A woman’s concern about a bank employee who has shown romantic interest in her is offering up a cold reminder as to how some scenarios are just innately inappropriate for such pursuits.
u/Lathinan popped into the legaladvice subreddit this week after dealing with the ongoing situation on her own for some time. It all started when she opened up an account at a local credit union over a year ago, and got the impression that the employee handling her information might be into her, so she was particularly cautious about not reciprocating.
She encountered him again two months later when she went back, and again showed no interest. Six months later, she received a friend request from him on social media. She declined.
“5 months later. The dude messages me directly now. Saying he was the one who opened my account and he thought I was so interesting and funny (Really? Because I just was opening an account dude),” she said. “He said he was talking to his manager there (who happened to be someone I used to work for) and I guess she been telling him information about me.”

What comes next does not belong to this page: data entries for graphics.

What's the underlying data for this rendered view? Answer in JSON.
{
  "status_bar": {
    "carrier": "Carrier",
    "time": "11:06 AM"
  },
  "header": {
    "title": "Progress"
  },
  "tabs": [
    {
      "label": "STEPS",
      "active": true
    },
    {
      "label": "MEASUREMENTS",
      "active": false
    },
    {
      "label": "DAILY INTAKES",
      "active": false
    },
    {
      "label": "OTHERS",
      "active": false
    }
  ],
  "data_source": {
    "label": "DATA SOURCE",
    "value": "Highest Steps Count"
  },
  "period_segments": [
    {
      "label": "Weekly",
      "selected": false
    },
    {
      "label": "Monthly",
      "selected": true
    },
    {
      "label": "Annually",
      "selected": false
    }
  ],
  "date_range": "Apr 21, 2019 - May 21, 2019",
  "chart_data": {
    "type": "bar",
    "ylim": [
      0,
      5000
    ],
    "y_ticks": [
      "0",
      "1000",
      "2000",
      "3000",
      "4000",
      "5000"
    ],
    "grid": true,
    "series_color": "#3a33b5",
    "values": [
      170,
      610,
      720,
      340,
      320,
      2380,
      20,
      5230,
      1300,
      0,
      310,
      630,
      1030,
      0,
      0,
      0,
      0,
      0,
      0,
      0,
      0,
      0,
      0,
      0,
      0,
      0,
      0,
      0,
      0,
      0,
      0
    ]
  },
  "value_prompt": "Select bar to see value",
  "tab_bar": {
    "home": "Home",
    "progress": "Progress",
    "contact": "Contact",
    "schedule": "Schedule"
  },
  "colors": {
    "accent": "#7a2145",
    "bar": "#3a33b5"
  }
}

Naturally, the redditor was concerned that this man she was being put in a position to repeatedly reject had access to very sensitive information, like her social security number and her ID, and clearly had trouble taking a hint.

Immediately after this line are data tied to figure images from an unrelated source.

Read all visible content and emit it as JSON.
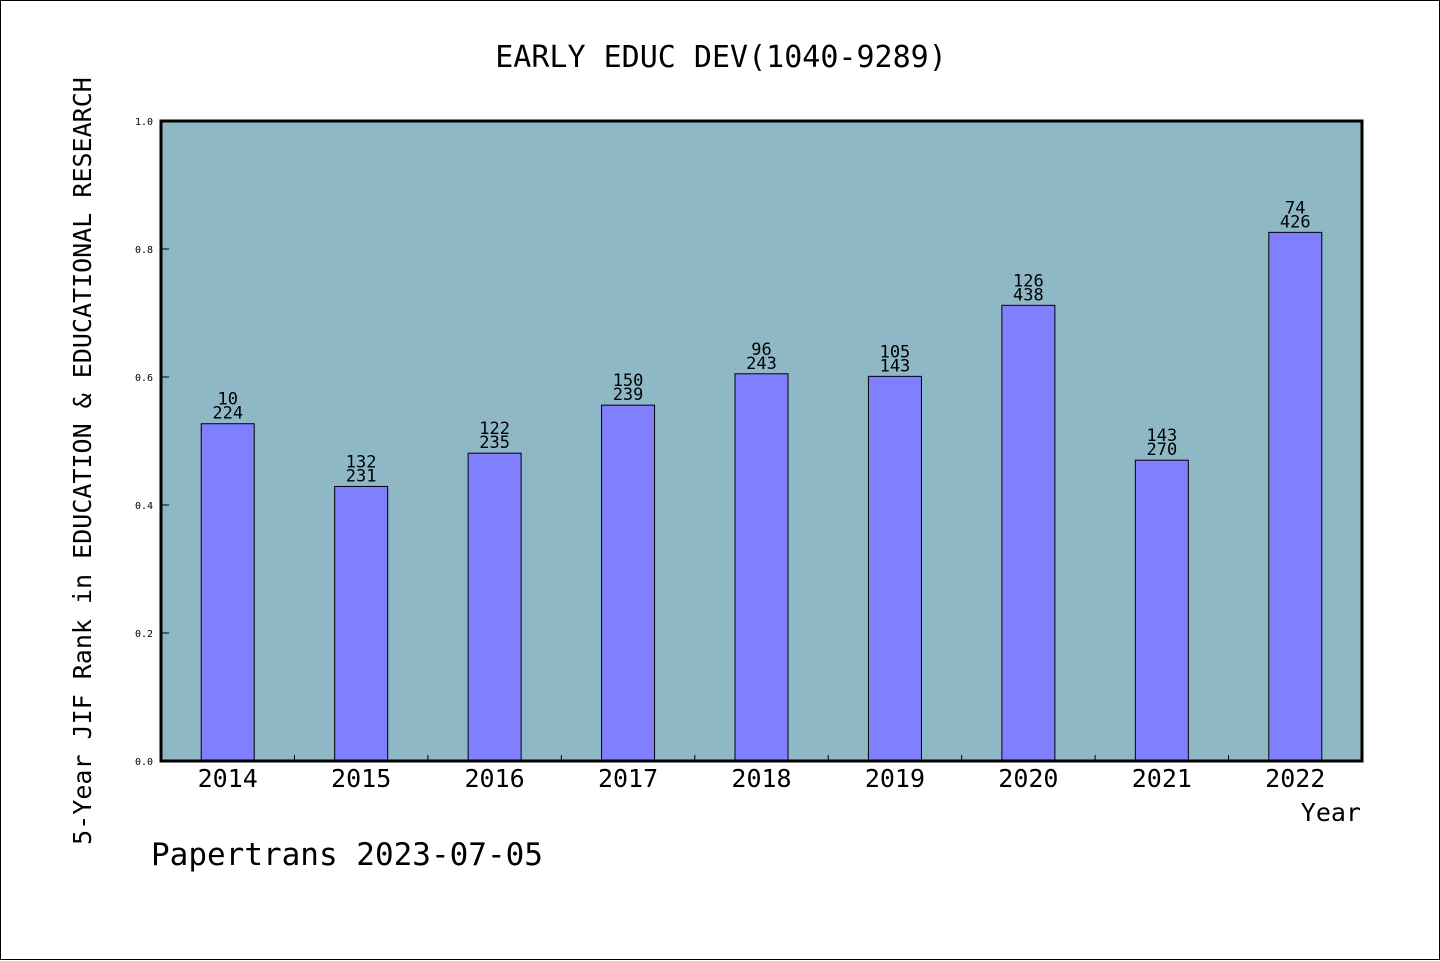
{
  "chart_data": {
    "type": "bar",
    "title": "EARLY EDUC DEV(1040-9289)",
    "xlabel": "Year",
    "ylabel": "5-Year JIF Rank in EDUCATION & EDUCATIONAL RESEARCH",
    "ylim": [
      0,
      1.0
    ],
    "yticks": [
      "0.0",
      "0.2",
      "0.4",
      "0.6",
      "0.8",
      "1.0"
    ],
    "categories": [
      "2014",
      "2015",
      "2016",
      "2017",
      "2018",
      "2019",
      "2020",
      "2021",
      "2022"
    ],
    "values": [
      0.527,
      0.429,
      0.481,
      0.556,
      0.605,
      0.601,
      0.712,
      0.47,
      0.826
    ],
    "rank_labels": [
      "10",
      "132",
      "122",
      "150",
      "96",
      "105",
      "126",
      "143",
      "74"
    ],
    "total_labels": [
      "224",
      "231",
      "235",
      "239",
      "243",
      "143",
      "438",
      "270",
      "426"
    ],
    "grid": false,
    "colors": {
      "plot_background": "#8fb8c6",
      "bar_fill": "#8080ff",
      "bar_stroke": "#000000"
    }
  },
  "footer": {
    "credit": "Papertrans 2023-07-05"
  }
}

Some people didn’t see a problem with the guy shooting his shot, but, first of all, he bothered her not once, but twice, by approaching her on social media. Second, he utilized information he only had in the context of a business transaction (her full name) to track her down. And third, being interested in someone doesn’t make anyone entitled to the opportunity to seek them out and shoot that shot in the first place.

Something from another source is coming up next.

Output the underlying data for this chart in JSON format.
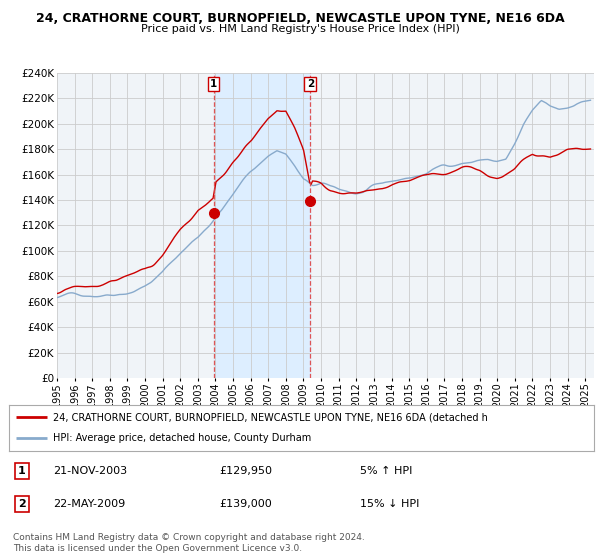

There are times when it’s okay to respectfully try, and others when it’s not. Whether there was any way this could have been appropriate, it’s hard to say, but the way this guy handled it clearly was not.
For the most part, readers were just as annoyed at the whole situation as the original poster.
When in doubt about whether or not it’s appropriate to ask someone out, the best thing you can do is learn how to read the room. This woman says she didn’t show any interest in the guy, didn’t go back to the bank for months, and rejected his friend request. Nothing about that suggests she wants to see where things go with him. And when in doubt…it’s probably best to just not bother a stranger at all.